= Louisiana 1927 =

Song performed by Randy Newman

"Louisiana 1927" is a 1974 song written and recorded by Randy Newman on the album Good Old Boys. It tells the story of the Great Mississippi Flood of 1927 which left 700,000 people homeless in Louisiana and Mississippi. In June 2026, CBS News included the song in its list of the 250 essential American songs of the past 250 years.

==Lyrics==
Sung from the perspective of a nameless resident of the area recounting the flooding of St. Bernard and Plaquemines parishes during the flood, "Louisiana 1927" features lyrics that depict the devastation of the residents of those parishes in the aftermath of the flood. In particular, the narrator lays out the widespread nature of the destruction ("river had busted through clear down to Plaquemines") and the volume of water the flood produced ("six feet of water in the streets of Evangeline"). Also touched upon is the callous response of the federal government, depicted here via a fictional visit from President Calvin Coolidge and "a little fat man," where Coolidge's reaction to the devastation is a detached statement that, "isn't it a shame what the river has done to this poor cracker's land."

In 2005, after Hurricane Katrina, NPR interviewed Newman about the song. He said "I was born in Los Angeles, but I went to New Orleans when I was, like, a week old. My mother is from there, her family is still there. I lived with her a few years when I was a baby, and I'd go back in the summers. And it was the other place that I knew, and I was interested in the history, and heard about this flood, and I wrote the song."

==Music==
The song is written in the style of a lament, and is performed at a slow tempo. Newman's original version on the album Good Old Boys starts out with strings playing the introduction melody, followed by vocals and piano by Newman with the band. Strings are heard throughout the song.

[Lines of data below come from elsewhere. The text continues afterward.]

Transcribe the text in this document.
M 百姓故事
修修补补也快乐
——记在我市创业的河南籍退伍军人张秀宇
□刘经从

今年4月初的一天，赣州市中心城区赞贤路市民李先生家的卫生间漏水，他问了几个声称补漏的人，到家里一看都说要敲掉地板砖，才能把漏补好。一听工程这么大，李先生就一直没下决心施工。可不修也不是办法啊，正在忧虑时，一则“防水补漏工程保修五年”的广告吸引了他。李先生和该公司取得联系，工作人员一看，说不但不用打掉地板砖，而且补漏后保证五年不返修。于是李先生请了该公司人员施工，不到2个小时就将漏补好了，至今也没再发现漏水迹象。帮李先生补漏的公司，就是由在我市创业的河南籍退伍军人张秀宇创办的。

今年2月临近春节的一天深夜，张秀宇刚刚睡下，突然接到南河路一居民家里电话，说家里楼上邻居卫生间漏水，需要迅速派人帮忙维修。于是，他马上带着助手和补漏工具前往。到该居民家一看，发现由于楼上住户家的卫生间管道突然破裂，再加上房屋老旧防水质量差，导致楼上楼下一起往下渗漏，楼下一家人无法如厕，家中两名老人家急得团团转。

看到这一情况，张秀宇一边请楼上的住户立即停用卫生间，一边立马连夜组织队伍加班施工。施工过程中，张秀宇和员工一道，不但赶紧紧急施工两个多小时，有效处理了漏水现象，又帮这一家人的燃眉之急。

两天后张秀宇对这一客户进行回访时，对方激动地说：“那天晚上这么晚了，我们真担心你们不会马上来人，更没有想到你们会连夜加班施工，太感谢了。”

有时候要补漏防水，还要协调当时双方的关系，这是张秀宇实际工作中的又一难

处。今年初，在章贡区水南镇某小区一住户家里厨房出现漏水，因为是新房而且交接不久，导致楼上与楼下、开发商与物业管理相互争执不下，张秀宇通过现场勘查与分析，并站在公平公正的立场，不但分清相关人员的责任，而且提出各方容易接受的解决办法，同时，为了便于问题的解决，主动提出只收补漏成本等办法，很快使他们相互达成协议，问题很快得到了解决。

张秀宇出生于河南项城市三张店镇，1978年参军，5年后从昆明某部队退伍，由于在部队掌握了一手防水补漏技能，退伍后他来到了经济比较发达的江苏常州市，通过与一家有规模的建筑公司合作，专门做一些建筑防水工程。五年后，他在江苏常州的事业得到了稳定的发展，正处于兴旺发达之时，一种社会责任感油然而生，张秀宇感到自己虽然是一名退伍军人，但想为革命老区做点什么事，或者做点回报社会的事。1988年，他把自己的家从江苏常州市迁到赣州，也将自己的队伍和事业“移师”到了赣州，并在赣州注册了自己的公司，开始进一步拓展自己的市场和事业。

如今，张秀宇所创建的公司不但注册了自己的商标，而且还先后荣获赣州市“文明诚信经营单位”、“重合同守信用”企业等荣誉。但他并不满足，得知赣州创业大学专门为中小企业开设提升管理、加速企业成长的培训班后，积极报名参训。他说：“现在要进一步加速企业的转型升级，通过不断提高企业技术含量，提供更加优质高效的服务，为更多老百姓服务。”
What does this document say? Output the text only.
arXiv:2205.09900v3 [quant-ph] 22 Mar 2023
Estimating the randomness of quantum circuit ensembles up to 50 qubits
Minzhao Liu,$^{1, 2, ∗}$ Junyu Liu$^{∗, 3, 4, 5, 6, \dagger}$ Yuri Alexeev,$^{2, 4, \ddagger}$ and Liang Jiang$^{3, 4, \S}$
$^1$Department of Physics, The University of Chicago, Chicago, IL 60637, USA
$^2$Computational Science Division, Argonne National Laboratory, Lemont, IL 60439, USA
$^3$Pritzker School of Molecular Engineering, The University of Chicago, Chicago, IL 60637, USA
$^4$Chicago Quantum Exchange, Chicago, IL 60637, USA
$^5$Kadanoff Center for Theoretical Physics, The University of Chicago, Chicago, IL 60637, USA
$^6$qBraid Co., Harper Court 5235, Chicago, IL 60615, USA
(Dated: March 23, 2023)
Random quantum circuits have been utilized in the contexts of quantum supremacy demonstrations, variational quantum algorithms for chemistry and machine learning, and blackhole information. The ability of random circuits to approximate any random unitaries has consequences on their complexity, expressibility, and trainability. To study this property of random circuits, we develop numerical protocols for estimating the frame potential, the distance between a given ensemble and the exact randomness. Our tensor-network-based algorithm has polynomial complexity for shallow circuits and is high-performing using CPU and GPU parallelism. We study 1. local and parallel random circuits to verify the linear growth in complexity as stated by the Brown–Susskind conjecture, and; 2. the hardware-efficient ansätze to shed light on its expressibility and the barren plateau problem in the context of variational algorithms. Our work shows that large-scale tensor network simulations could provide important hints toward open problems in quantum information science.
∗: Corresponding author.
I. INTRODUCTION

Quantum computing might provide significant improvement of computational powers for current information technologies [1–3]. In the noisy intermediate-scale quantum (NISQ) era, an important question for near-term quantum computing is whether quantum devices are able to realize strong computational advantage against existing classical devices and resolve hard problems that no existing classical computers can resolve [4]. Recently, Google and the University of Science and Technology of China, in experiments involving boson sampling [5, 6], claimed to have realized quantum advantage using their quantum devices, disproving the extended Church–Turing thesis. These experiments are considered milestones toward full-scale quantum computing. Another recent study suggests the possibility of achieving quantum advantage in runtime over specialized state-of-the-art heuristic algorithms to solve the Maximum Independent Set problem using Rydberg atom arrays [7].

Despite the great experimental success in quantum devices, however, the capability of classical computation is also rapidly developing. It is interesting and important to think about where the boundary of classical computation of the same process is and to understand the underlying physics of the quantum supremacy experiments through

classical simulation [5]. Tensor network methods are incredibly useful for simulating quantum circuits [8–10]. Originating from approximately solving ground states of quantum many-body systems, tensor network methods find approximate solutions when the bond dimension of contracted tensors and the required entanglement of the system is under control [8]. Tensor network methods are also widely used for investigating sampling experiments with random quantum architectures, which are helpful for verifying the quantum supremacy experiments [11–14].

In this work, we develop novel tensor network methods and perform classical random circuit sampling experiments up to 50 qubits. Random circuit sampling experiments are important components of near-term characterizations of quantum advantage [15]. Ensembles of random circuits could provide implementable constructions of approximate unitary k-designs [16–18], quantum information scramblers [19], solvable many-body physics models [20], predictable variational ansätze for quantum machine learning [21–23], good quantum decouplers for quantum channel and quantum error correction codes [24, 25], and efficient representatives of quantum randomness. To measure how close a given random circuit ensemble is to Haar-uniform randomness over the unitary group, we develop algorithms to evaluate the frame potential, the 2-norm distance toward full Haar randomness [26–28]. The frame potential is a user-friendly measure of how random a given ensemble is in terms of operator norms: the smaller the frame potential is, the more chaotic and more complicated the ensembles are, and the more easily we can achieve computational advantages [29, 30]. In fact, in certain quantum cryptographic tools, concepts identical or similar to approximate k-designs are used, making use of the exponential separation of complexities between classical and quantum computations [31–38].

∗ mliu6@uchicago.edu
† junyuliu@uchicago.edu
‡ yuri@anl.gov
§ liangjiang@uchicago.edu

Newman's self-cover of the song on The Randy Newman Songbook Vol. 1 released in 2003 on the other hand is a simple version with Newman on piano and vocals with no accompaniment.

==Other versions==
The song became identified with Hurricane Katrina in the public consciousness after being sung by Aaron Neville at NBC's "A Concert for Hurricane Relief", being sung by Newman at the multi-network television fundraiser Shelter from the Storm: A Concert for the Gulf Coast, and a fully orchestrated version of the song performed by Newman during Saturday Night Live's "Mardi Gras Special". A new recording of the orchestrated version is included on the Katrina charity album, Our New Orleans: A Benefit Album for the Gulf Coast, on Nonesuch Records. In 2007, the song was covered by Ray Stevens on his tribute album to New Orleans and Louisiana culture, New Orleans Moon. Singer/pianist Marcia Ball also covered the song at several Katrina benefit concerts. The song also appeared in an episode (S03E7) of HBO's show Treme, sung again by Aaron Neville.

Jolie Holland covered "Louisiana 1927" on Hummingbirds & Helicopters Vol 1: A Benefit for South Texas, a benefit album released after Hurricane Harvey in 2018.